To improve matters, a future Enceladus plume sampler could use gold sensors, which wouldn’t react in the same way as the titanium ones. Or it could use a soft, spongy net, similar to the capture devices developed for the Stardust mission, which grabbed a few specks of cosmic dust from interstellar space in 2006.
A net about 12 square centimetres in area would be big enough to capture a few micrograms of plume spray, says Richard Mathies, a chemist at the University of California at Berkeley. While that’s not a lot, the proposed lab-on-a-chip Enceladus Organic Analyzer — new details of which Mathies’s collaborators presented in Boulder — can sniff out one organic molecule in a billion others, Mathies says.
Landers and drills would be able to get an even closer look at the subsurface sea. But to enter they would have to crash with immense force or melt the ice, disturbing anything living there even as they tried to detect it. Tests on the EOA’s instruments suggest it could still do its job after an impact with an energy 50,000 times greater than Earth’s gravitational pull, which is a greater g-force than that felt by an artillery shell.
At the meeting, Amanda Stockton at the Georgia Institute of Technology presented design concepts with optical instruments in the centre of a lander, which would make them more likely to survive impact.
One other robot concept could break more than just ice grains. A proposed Enceladus Explorer mission could set up a robotic base station near the moon’s southern pole, where the plumes are thought to originate. A robot drill called the IceMole would both melt ice and ram through it, reaching down about 100 to 200 metres to the ocean below the surface.
Researchers at Aachen University of Applied Sciences in Germany told the meeting of plans to test a smaller model of the probe in a vacuum chamber under simulated space conditions.

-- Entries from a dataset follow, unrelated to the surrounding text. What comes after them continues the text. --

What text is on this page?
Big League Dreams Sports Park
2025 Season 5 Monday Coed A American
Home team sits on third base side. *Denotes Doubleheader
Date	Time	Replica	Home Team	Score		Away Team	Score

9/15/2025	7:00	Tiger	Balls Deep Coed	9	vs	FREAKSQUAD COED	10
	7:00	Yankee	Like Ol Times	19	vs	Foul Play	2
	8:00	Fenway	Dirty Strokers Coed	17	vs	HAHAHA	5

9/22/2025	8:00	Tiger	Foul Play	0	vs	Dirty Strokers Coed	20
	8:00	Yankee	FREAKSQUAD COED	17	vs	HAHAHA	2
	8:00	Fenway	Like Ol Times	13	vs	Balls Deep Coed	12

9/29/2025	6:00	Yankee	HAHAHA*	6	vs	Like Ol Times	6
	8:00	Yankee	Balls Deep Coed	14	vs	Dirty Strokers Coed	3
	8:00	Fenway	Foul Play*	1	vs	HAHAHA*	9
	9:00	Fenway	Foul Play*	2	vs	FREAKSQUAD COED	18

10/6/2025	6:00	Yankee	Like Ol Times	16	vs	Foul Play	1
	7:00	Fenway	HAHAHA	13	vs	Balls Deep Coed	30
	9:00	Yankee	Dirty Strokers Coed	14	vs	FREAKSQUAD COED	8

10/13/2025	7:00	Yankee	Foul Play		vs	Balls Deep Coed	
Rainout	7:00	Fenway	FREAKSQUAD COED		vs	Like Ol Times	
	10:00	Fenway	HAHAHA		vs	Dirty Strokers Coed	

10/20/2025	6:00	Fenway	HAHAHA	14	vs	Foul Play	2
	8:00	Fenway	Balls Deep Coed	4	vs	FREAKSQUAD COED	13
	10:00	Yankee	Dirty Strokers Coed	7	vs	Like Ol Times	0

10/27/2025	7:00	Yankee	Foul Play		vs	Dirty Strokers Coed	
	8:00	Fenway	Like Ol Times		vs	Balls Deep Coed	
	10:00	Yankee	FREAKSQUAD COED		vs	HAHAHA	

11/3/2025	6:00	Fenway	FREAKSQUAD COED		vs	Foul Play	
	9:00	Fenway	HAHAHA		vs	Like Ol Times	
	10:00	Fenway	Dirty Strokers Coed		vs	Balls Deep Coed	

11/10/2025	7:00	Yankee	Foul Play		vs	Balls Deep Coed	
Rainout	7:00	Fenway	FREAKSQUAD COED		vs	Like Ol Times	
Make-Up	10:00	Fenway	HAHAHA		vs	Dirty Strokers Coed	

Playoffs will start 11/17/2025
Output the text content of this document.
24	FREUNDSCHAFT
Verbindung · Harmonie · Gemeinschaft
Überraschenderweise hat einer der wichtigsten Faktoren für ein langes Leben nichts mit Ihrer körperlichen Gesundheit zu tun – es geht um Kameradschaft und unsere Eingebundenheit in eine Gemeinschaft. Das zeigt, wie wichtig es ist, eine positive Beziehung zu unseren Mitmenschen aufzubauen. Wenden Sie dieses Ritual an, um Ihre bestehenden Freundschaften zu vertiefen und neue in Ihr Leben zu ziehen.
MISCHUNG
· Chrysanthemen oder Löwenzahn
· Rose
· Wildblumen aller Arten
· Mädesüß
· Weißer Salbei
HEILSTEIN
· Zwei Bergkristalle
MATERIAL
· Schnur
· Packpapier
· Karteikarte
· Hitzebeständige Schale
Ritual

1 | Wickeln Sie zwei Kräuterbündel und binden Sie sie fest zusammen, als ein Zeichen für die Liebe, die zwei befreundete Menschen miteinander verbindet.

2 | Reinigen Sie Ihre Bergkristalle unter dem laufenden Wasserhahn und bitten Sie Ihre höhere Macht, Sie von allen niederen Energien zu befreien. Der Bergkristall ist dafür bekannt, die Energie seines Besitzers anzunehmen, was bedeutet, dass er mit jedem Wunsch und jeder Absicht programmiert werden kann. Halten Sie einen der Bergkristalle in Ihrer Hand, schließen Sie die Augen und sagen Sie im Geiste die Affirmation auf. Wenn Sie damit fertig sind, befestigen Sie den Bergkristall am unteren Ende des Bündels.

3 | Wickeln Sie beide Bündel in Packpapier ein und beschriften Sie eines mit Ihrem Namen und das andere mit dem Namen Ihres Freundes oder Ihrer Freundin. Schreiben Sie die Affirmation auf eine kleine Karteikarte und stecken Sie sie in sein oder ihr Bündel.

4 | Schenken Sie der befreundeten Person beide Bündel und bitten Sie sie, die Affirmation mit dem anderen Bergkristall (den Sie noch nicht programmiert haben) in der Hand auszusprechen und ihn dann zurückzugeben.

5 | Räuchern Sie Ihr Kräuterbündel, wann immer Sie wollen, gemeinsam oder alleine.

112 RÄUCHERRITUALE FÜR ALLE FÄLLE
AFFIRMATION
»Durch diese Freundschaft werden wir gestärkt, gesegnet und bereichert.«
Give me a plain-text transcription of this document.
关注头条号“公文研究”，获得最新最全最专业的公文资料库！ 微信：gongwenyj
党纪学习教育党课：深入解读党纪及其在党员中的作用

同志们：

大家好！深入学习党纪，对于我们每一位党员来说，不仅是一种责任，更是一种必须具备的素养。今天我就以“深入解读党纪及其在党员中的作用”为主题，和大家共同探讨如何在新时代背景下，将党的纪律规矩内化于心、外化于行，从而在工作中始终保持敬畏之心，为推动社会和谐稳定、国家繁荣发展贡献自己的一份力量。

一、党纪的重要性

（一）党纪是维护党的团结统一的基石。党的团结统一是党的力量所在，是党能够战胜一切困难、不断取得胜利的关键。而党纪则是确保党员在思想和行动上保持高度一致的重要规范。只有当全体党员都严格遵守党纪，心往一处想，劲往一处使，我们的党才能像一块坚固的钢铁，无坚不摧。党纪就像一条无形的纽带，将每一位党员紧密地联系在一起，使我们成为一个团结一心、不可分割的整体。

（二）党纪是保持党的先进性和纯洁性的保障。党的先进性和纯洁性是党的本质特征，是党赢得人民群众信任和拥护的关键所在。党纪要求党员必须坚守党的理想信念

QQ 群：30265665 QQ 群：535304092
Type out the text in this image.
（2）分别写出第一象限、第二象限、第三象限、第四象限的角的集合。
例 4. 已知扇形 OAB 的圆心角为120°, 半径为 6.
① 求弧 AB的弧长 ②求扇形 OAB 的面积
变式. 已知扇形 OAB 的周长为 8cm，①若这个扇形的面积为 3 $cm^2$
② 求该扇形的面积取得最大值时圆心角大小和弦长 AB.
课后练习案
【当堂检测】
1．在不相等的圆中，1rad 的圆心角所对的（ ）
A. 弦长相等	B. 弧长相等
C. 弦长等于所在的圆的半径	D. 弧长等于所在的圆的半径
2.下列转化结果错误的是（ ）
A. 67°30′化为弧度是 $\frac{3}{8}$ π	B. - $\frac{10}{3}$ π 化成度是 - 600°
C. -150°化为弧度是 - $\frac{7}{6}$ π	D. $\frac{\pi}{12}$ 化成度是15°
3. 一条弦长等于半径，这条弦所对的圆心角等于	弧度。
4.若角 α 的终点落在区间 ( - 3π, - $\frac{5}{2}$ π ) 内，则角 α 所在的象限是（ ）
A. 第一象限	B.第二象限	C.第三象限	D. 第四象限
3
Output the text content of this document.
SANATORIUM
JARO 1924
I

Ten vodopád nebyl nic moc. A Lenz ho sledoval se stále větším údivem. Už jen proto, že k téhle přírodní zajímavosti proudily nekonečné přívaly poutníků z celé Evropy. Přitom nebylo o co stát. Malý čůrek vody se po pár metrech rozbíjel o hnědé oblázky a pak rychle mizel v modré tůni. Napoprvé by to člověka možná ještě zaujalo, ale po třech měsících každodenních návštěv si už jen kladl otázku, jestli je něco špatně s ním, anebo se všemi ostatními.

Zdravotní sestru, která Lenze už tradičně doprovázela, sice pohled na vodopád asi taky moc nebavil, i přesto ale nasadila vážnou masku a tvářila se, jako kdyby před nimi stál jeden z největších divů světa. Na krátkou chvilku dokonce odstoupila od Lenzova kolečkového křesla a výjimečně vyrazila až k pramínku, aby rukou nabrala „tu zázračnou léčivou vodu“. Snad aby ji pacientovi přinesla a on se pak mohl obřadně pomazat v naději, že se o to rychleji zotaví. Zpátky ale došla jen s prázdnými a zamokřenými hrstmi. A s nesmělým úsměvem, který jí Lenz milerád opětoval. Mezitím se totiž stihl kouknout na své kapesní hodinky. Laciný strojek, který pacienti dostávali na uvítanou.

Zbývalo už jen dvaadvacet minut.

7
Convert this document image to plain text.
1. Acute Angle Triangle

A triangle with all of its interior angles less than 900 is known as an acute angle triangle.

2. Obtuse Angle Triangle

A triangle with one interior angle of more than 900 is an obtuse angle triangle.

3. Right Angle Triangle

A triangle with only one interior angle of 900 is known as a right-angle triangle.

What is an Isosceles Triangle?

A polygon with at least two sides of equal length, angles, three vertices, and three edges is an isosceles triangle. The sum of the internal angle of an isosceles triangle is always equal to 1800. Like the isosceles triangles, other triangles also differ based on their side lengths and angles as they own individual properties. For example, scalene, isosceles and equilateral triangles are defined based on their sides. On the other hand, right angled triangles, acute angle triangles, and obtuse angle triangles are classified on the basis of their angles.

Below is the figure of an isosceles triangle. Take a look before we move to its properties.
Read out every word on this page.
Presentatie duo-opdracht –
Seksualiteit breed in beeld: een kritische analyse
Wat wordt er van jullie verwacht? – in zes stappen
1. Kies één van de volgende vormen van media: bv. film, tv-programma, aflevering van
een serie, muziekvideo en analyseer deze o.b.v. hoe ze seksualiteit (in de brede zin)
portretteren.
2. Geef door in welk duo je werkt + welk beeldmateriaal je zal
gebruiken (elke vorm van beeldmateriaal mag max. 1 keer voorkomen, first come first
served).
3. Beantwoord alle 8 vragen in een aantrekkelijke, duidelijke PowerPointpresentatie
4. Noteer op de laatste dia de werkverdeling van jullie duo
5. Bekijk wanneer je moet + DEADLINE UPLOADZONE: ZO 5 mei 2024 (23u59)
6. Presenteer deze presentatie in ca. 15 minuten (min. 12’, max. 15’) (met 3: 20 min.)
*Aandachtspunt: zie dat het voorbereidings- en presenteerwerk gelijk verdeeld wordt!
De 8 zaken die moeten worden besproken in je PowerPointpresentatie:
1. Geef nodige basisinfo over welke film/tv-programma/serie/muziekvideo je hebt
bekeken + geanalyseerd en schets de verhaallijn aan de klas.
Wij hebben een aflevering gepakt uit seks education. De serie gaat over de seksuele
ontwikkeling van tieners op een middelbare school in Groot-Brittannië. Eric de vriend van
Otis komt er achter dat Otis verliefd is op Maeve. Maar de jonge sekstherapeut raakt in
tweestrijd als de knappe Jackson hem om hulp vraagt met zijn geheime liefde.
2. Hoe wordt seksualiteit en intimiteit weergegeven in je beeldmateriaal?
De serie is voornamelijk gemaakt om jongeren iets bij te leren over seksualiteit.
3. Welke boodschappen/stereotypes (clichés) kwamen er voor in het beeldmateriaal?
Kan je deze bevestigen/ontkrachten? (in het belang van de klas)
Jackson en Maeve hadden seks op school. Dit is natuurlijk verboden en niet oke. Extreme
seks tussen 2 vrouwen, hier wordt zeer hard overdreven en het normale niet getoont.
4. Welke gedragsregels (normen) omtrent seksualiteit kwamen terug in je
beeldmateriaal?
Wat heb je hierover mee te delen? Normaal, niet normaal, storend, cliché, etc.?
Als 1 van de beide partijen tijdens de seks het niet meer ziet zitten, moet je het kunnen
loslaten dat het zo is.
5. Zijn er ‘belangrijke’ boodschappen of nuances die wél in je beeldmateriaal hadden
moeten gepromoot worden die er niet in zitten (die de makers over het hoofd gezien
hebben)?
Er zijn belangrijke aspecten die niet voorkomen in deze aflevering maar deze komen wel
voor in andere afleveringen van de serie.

Even as they plan future missions, planetary scientists will continue analysing data from Cassini long after it makes its final measurements. Cassini has not only fulfilled its mission, but opened the door to an armada of probes destined for oceans in the outer solar system, says Angela Stickle at the Applied Physics Laboratory at Johns Hopkins University in Baltimore, Maryland.
“Cassini is fantastic and marvellous,” she says. “But, as with any good spacecraft mission, it leaves us with more questions than answers. Having more missions to these planets will only help answer our questions.”